Heyman, an Illinois native, has been working with a cadre of volunteers working to ensure Harris’ victory. They have ramped up their efforts in the past three months, doing outreach in border cities such as Windsor, Ont., putting up billboards, visiting college campuses and “doing whatever they can to enroll as many people as possible.” doing something.
“This is going to be very close,” Heyman said. “But we won’t know until the end whether those efforts have paid off. You never know what will work. We need to use different strategies with Americans living overseas. There’s no directory to look at to find them. We really don’t know where they are.”
Americans abroad often have different voting intentions than those at home, and “local issues drive local votes,” Heyman said.
Former President Donald Trump’s campaign promises included halting aid to Ukraine in its war effort and launching the largest domestic deportation operation in U.S. history, leading him to push the U.S. back into an era of protectionism. There are concerns that this could have a significant impact on trade. Our largest partner is Canada.
President Trump previously said his team was “very dissatisfied” with the content and “negotiating style” of Canada’s trade envoy in negotiating the new North American Free Trade Agreement.

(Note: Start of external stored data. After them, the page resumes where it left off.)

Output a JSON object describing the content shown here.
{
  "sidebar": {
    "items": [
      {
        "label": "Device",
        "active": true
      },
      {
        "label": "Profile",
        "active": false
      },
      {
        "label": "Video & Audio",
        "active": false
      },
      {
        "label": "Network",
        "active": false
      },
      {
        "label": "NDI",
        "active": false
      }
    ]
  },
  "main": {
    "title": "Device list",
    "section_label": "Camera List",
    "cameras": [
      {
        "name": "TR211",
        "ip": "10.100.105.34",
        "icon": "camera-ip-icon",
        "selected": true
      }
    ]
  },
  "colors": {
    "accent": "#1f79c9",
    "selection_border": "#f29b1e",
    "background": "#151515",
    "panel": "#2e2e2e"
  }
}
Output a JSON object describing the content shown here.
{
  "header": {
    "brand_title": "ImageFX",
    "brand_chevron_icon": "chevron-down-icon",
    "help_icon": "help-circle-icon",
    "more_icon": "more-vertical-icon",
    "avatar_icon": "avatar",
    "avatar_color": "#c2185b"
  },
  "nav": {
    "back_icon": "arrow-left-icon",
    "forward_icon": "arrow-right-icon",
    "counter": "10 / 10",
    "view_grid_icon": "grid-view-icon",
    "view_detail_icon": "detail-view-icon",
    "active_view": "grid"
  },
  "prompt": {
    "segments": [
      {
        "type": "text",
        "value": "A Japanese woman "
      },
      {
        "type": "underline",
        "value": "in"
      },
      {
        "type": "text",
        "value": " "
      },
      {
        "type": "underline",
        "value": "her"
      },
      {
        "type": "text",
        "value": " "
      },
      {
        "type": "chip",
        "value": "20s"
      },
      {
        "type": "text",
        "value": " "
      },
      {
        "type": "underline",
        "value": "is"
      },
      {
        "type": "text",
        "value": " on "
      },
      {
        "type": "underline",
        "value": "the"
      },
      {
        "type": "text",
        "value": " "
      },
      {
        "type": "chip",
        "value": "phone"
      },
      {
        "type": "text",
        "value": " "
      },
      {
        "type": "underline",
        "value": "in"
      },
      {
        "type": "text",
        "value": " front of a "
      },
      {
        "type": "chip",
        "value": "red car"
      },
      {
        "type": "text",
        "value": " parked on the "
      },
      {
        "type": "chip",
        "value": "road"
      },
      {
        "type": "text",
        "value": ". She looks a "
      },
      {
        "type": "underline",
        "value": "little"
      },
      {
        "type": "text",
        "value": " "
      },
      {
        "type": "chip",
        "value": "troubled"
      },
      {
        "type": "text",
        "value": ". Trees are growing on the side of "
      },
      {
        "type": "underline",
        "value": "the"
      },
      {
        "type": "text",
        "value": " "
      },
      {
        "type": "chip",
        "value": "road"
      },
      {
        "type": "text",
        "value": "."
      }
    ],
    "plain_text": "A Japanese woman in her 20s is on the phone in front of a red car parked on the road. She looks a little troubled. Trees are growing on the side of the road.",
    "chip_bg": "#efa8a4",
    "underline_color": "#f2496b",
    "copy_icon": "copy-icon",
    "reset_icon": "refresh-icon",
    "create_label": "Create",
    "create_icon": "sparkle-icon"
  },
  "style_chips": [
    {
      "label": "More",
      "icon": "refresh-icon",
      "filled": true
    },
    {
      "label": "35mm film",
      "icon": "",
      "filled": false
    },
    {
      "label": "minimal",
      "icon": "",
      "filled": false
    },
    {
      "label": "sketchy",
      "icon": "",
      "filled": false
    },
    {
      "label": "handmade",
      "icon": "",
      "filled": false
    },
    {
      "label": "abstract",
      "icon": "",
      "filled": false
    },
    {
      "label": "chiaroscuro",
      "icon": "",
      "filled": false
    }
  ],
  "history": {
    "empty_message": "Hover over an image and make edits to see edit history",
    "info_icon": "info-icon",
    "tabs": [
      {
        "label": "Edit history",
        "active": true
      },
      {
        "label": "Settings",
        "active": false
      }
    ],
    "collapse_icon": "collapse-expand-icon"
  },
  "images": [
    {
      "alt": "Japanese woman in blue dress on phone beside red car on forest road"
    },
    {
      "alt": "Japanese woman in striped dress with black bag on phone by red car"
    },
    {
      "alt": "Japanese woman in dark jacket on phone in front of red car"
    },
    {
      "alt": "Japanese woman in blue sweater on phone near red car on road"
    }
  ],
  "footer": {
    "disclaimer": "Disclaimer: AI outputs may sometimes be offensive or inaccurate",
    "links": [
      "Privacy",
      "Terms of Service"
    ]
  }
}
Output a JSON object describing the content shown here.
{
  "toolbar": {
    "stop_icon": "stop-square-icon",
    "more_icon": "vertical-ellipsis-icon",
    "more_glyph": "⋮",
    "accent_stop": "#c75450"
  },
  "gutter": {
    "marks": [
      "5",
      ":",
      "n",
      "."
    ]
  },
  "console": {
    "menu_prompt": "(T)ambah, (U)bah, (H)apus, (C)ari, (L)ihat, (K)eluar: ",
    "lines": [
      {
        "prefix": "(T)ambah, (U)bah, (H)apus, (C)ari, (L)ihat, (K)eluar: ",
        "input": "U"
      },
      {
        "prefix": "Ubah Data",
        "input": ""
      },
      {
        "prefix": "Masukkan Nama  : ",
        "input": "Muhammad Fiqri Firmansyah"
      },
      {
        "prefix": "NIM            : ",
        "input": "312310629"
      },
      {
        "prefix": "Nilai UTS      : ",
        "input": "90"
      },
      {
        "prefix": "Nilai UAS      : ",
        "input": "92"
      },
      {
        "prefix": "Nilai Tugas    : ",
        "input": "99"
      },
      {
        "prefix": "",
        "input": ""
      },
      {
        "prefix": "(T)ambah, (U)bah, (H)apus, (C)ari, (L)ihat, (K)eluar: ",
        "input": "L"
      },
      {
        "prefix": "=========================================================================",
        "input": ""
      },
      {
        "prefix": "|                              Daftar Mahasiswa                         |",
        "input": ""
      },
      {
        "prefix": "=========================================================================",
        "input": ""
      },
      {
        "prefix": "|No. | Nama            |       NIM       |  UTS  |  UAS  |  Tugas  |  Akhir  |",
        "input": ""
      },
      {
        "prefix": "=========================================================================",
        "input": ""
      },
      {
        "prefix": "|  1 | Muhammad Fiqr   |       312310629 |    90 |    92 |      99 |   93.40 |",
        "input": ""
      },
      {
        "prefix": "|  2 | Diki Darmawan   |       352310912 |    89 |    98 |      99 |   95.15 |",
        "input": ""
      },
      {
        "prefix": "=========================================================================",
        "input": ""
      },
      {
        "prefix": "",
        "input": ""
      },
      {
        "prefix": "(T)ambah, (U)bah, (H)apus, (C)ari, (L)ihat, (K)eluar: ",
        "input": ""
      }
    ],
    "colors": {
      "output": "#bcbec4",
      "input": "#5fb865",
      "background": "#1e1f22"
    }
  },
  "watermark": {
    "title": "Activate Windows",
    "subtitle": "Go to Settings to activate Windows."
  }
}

Canada has its own protectionist policies that support dairy farmers by imposing heavy taxes on cheese and milk imports, likely making it a new target for the second Trump administration.
“I certainly didn’t think much about how domestic elections would impact a place like Canada,” said Austin Pettigrew, who moved to Toronto in 2021. “But right now, everyone here is talking about the election. And there’s a sense of powerlessness that people here feel they have no stake in the outcome. If you tell them you sent in an absentee ballot, thank you. Some people even do it for me.”
Mr. Pettigrew will be voting in New York state, which has an overwhelming majority of Democratic voters in the presidential election. “I know it’s not going to determine the outcome. But I feel like it’s important to vote, and oddly enough, it feels even more important to live in Canada.”
Michael Santema, a Toronto resident who voted for Joe Biden in the last election, said the president’s decision not to support Kamala Harris’ candidacy gave him “a feeling of hope and excitement that we could actually win.”
But that optimism is tempered by an acknowledgment of the sober math Democrats will need to win.
“Voting matters. The states that are swing states now weren’t swing states eight years ago. And the lessons I learned from 2016, when Hillary Clinton lost, “No matter how sure you were, you should vote,” he said.
Santema, whose state will vote in California, acknowledged that even if Trump were to win a second term, living in Canada would make it easier to accept the election results.
“But I was nervous and just had a feeling of fear,” he said. “I look forward to knowing the outcome and seeing this end.”
This article was amended on November 1, 2024 to clarify that Michigan, Pennsylvania, and Wisconsin are close to Canada.